扉を閉めない戦争会議
地下会議室の扉が閉まると、ユノは息ができなくなる。
だから魔王エクリスは、どれほど機密の会議でも扉を開けたままにした。廊下には防音結界を張り、ユノの席から出口が見えるよう机の向きまで変える。
「敵の間者が入る危険があります」と将軍が訴えた。
「余がいる部屋へ入れるなら、褒めてやる」
最強の魔王が言えば、誰も反論できない。
その日、最後の人間王国を攻める作戦が審議された。ユノは元王国書庫員で、城下の地下水路を知る唯一の人間だった。
将軍が鉄扉を指す。
「作戦を聞いた以上、決行までここから出すわけには参りません」
扉が閉まりかけ、ユノの指が震える。
「開けてください」
エクリスが片手を上げる。鉄扉は触れられもしないまま砕け、壁の外へ飛んだ。
「二度と閉めるな」
将軍は青ざめながらも食い下がった。
「ではユノ殿に、秘密保持の拘束術を」
「嫌です」
ユノは自分で言った。
「水路の地図は渡します。でも、頭へ術を入れられるのは嫌です。
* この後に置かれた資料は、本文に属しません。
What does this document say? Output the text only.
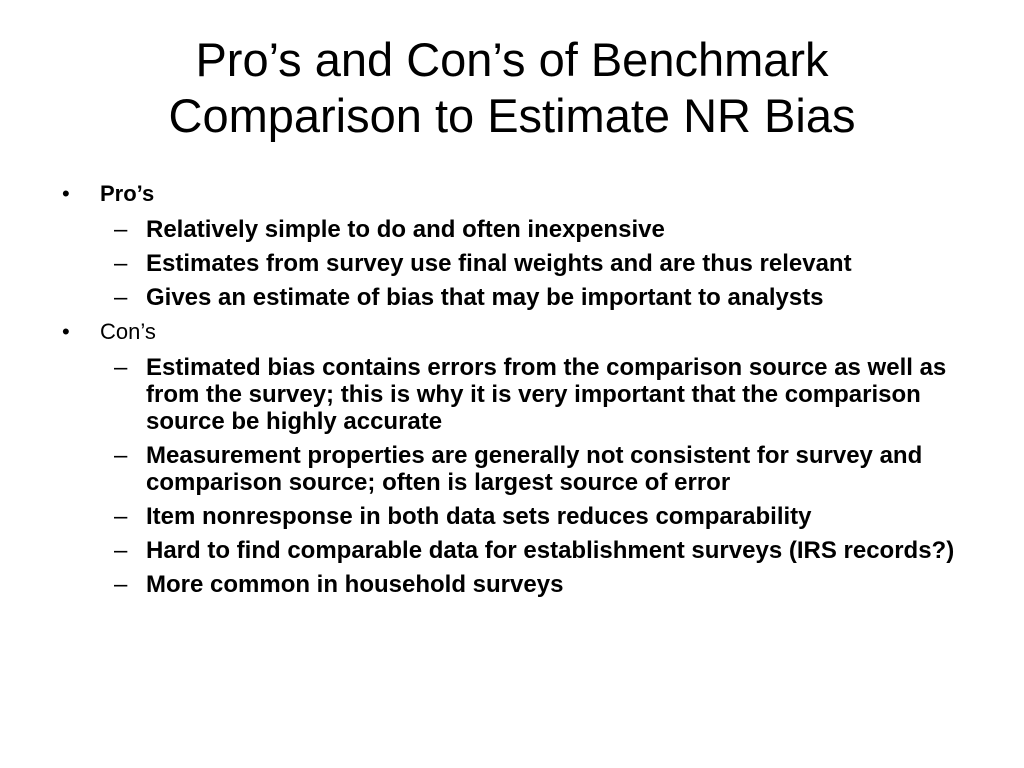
Pro’s and Con’s of Benchmark
Comparison to Estimate NR Bias
• Pro’s
– Relatively simple to do and often inexpensive
– Estimates from survey use final weights and are thus relevant
– Gives an estimate of bias that may be important to analysts
• Con’s
– Estimated bias contains errors from the comparison source as well as from the survey; this is why it is very important that the comparison source be highly accurate
– Measurement properties are generally not consistent for survey and comparison source; often is largest source of error
– Item nonresponse in both data sets reduces comparability
– Hard to find comparable data for establishment surveys (IRS records?)
– More common in household surveys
それに民間区へ兵を通す案には協力しません」
会議室が静まる。
「陛下、この人間は作戦へ口を出しております」
エクリスは地図を見下ろした。
「口を出させるために呼んだ」
「拒否するなら牢へ」
「余の前で、誰を牢へ入れると言った?」
魔王の魔力が広がり、将軍たちは椅子から立てなくなった。だがユノの周囲だけ、風は穏やかだった。
エクリスは彼女へ向き直る。
「協力できる範囲は」
「兵ではなく、避難民を水路から逃がす案なら。三日あれば誘導図を作れます」
「採用する」
「陛下、侵攻が遅れます!」
「遅らせろ」
ユノが扉のない出口を見つめる。
「今、帰ってもいいですか」
「もちろんだ。明日来なくても構わない」
魔王は全軍命令書へ自ら書き加えた。
「侵攻は延期。地下水路は避難専用とする。ユノへの拘束術、監禁、強制協力を禁ずる」
将軍たちの前で、エクリスは出口への道を空けた。